Freshman soccer player Isabel Nelson, who had a concussion after a game, agreed with Skinner that sometimes it seems more convenient for athletes to keep the information to themselves after suffering a concussion.
“When I had one I just tried to rest and then go back to practice,” Nelson said. “But then it hurt really bad so then I went back to the doctor.”
What can Pepperdine do?
Sophomore soccer player Laura Ishikawa said her concussion happened after trying to hit the ball with her head simultaneously with another player, resulting in a crash.
“I was basically playing in a game and we both ended up going for a header and she hit me in the head, so I got a minor concussion,” Ishikawa said.
In 2015, the U.S. Soccer Federation banned headers (hitting the soccer ball with the head) for soccer players under 10. Players 11 to 13 are allowed to head the ball in games but are limited to no more than 30 minutes of practice time heading the ball and no more than 15 to 20 headers during that time each week. However, older soccer players are still allowed to head the ball, according to NCAA regulations.
At Pepperdine there is no rule limiting soccer players’ ability to head the ball as part of the NCAA regulations, but Ward said he tries to limit the practice of this technique.
“We are very selective about when in the training we actually do and how we do headers,” Ward said. “We make sure that the balls we are using are slightly deflated, and we do more uncontested defending (heading the ball one at a time) to make sure girls don’t hurt each other.”
Ward also said the brand Halo 3 is now making special headgear to prevent concussions, and he thinks it could be appealing for high schools and universities to implement. However, students said they thought the headgear could be a distraction during the game.
“I wouldn’t be willing to wear it in college,” Ishikawa said. “It’s just annoying.

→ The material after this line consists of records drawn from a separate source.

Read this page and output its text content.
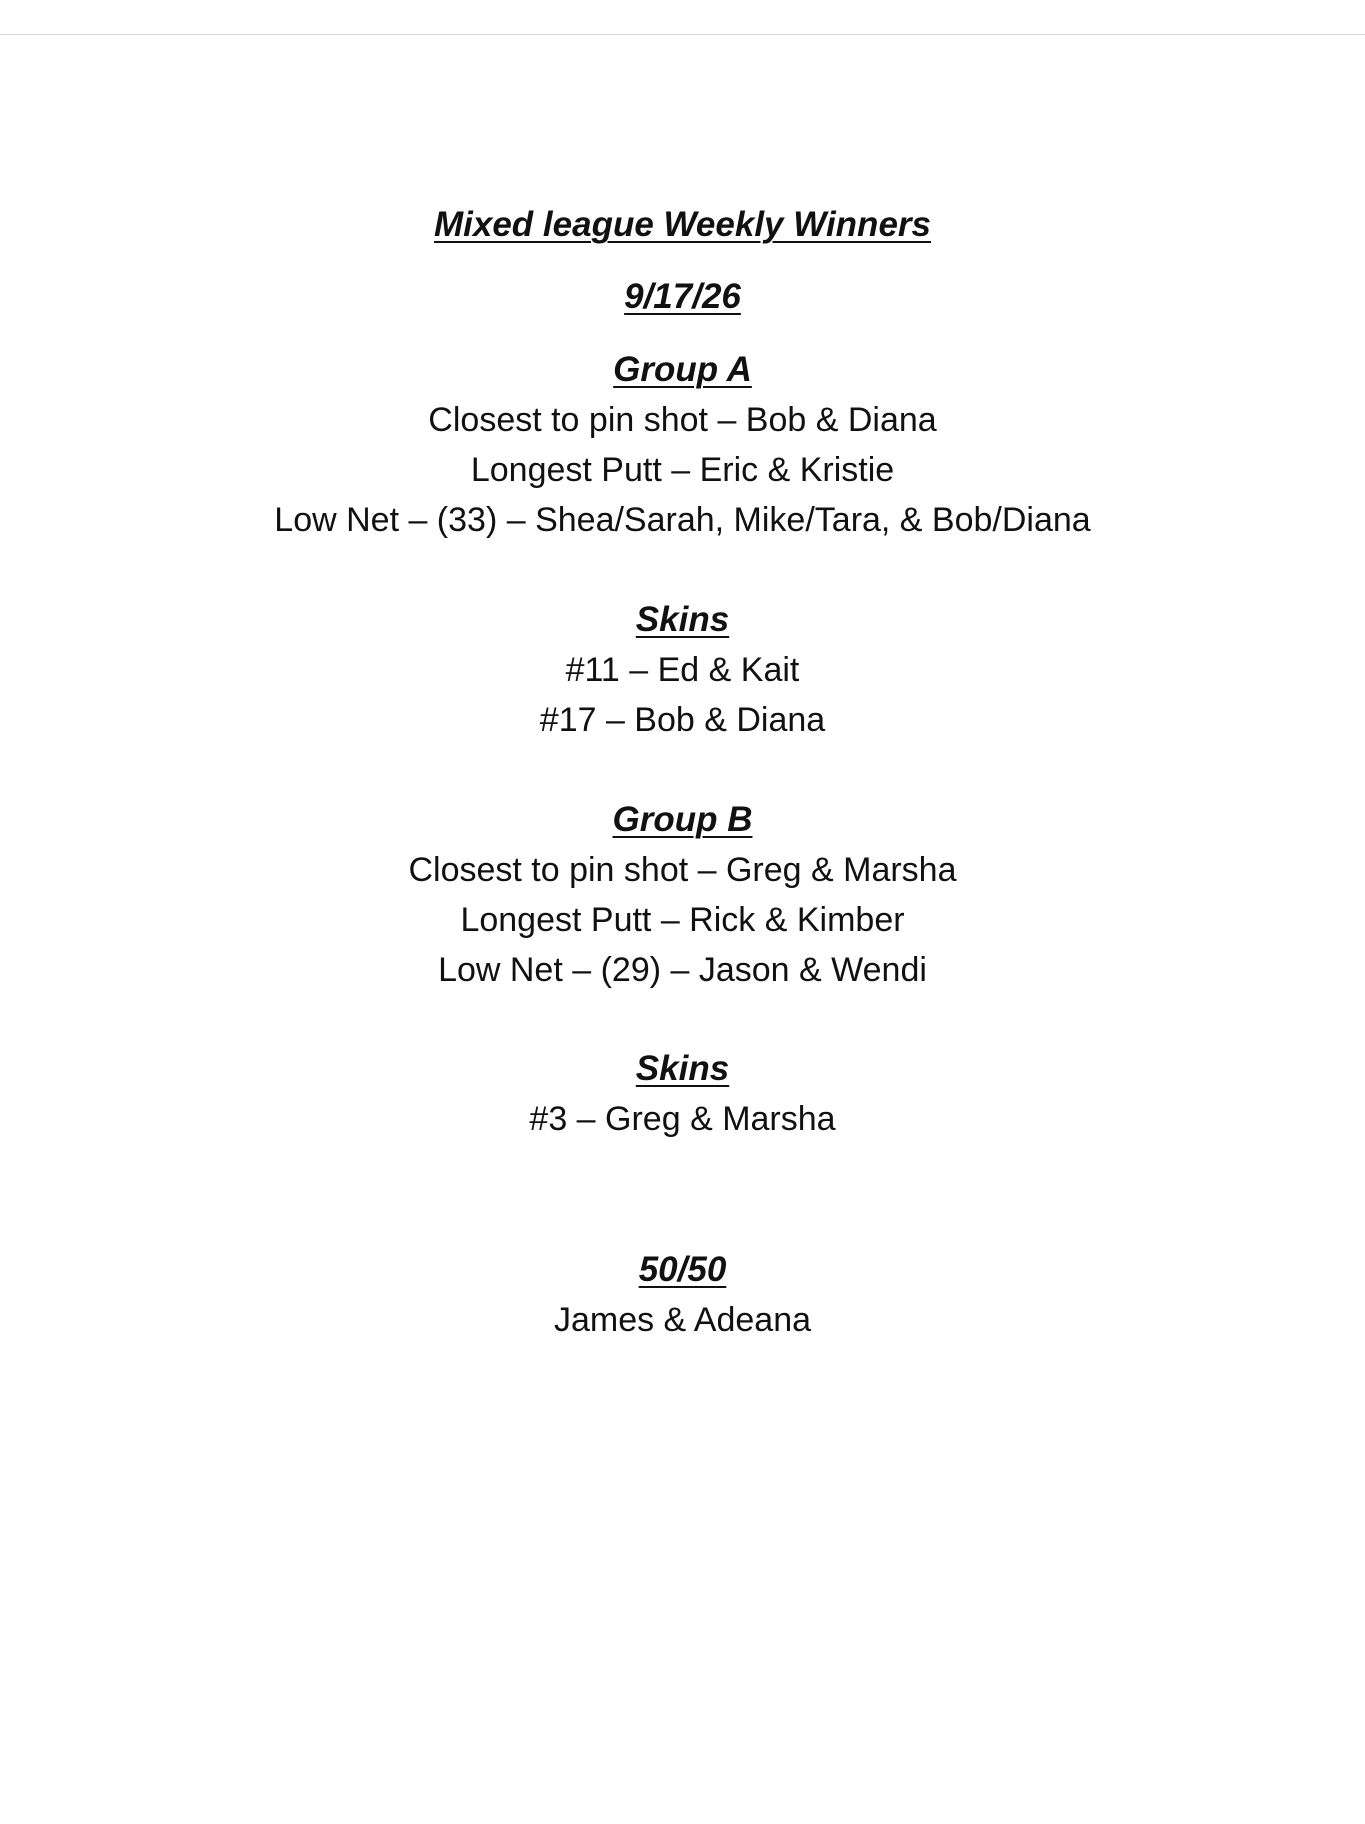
Mixed league Weekly Winners
9/17/26
Group A

Closest to pin shot – Bob & Diana

Longest Putt – Eric & Kristie

Low Net – (33) – Shea/Sarah, Mike/Tara, & Bob/Diana

Skins

#11 – Ed & Kait

#17 – Bob & Diana

Group B

Closest to pin shot – Greg & Marsha

Longest Putt – Rick & Kimber

Low Net – (29) – Jason & Wendi

Skins

#3 – Greg & Marsha

50/50

James & Adeana
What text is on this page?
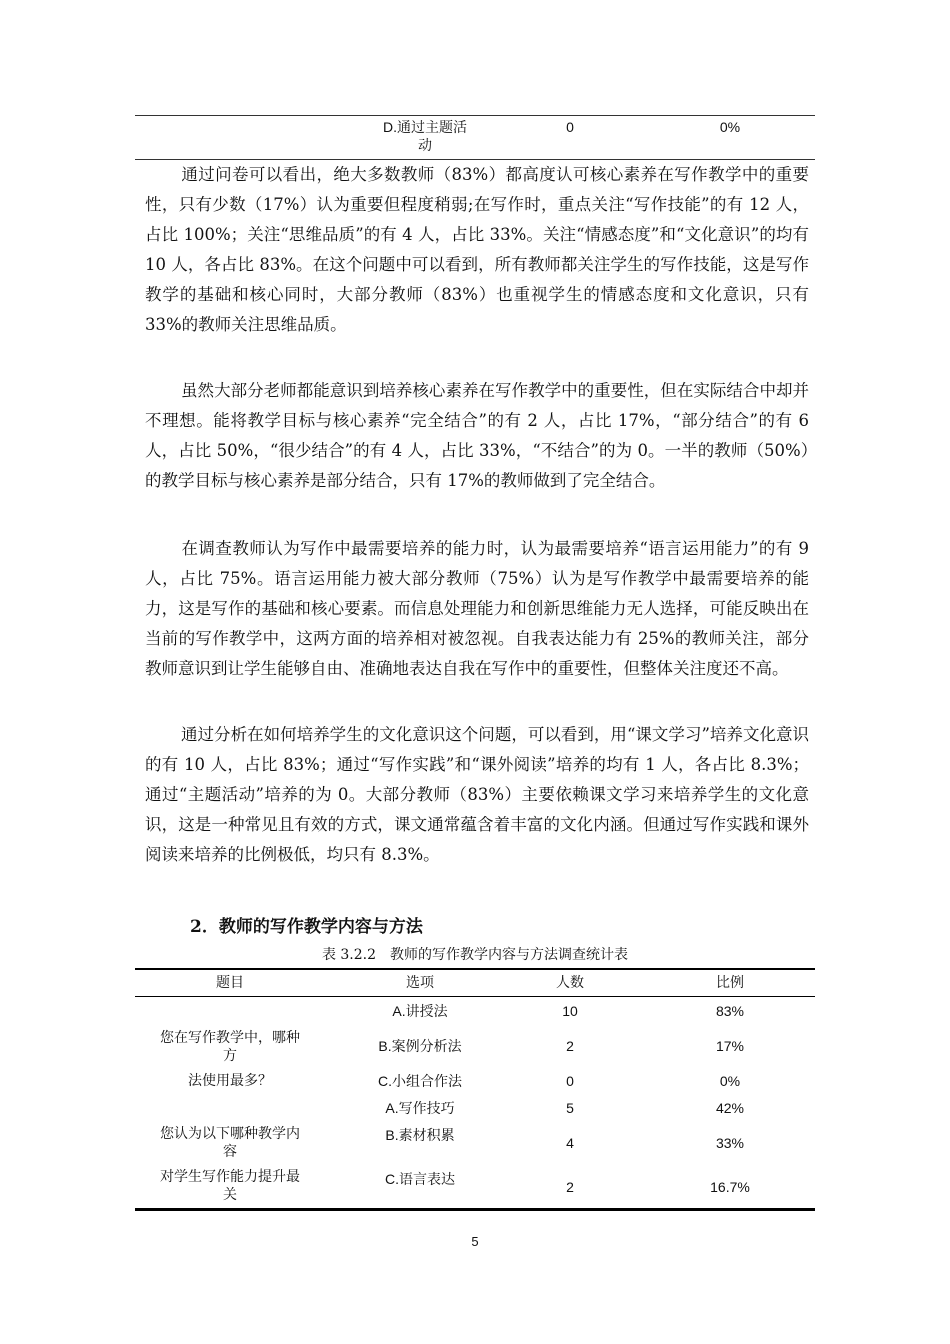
D.通过主题活
动
0	0%

通过问卷可以看出，绝大多数教师（83%）都高度认可核心素养在写作教学中的重要性，只有少数（17%）认为重要但程度稍弱;在写作时，重点关注“写作技能”的有 12 人，占比 100%；关注“思维品质”的有 4 人，占比 33%。关注“情感态度”和“文化意识”的均有 10 人，各占比 83%。在这个问题中可以看到，所有教师都关注学生的写作技能，这是写作教学的基础和核心同时，大部分教师（83%）也重视学生的情感态度和文化意识，只有 33%的教师关注思维品质。

虽然大部分老师都能意识到培养核心素养在写作教学中的重要性，但在实际结合中却并不理想。能将教学目标与核心素养“完全结合”的有 2 人，占比 17%，“部分结合”的有 6 人，占比 50%，“很少结合”的有 4 人，占比 33%，“不结合”的为 0。一半的教师（50%）的教学目标与核心素养是部分结合，只有 17%的教师做到了完全结合。

在调查教师认为写作中最需要培养的能力时，认为最需要培养“语言运用能力”的有 9 人，占比 75%。语言运用能力被大部分教师（75%）认为是写作教学中最需要培养的能力，这是写作的基础和核心要素。而信息处理能力和创新思维能力无人选择，可能反映出在当前的写作教学中，这两方面的培养相对被忽视。自我表达能力有 25%的教师关注，部分教师意识到让学生能够自由、准确地表达自我在写作中的重要性，但整体关注度还不高。

通过分析在如何培养学生的文化意识这个问题，可以看到，用“课文学习”培养文化意识的有 10 人，占比 83%；通过“写作实践”和“课外阅读”培养的均有 1 人，各占比 8.3%；通过“主题活动”培养的为 0。大部分教师（83%）主要依赖课文学习来培养学生的文化意识，这是一种常见且有效的方式，课文通常蕴含着丰富的文化内涵。但通过写作实践和课外阅读来培养的比例极低，均只有 8.3%。

2．教师的写作教学内容与方法
表 3.2.2　教师的写作教学内容与方法调查统计表
题目	选项	人数	比例
您在写作教学中，哪种
方
法使用最多？
A.讲授法	10	83%
B.案例分析法	2	17%
C.小组合作法	0	0%
您认为以下哪种教学内
容
对学生写作能力提升最
关
A.写作技巧	5	42%
B.素材积累	4	33%
C.语言表达	2	16.7%
5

I just don’t like headbands in general and I feel like they’re distractful when you play.”
The Halo 3 headgear is marketed as reducing the risk of head injury during falls, collisions and headers. Image courtesy of Halo 3.
Whether Pepperdine decides to adopt the headgear or not, Ward said he thinks the university is moving in the right direction with constant concussion tests and educating students about the possible future implications of having an untreated head injury.
“Heading the ball is part of the sport,” Ward said. “But it is necessary for us to educate girls and let them know how these injuries could affect them in the future. They could lead to concentration problems or cognitive dysfunctions that could negatively affect their lives after athletics.”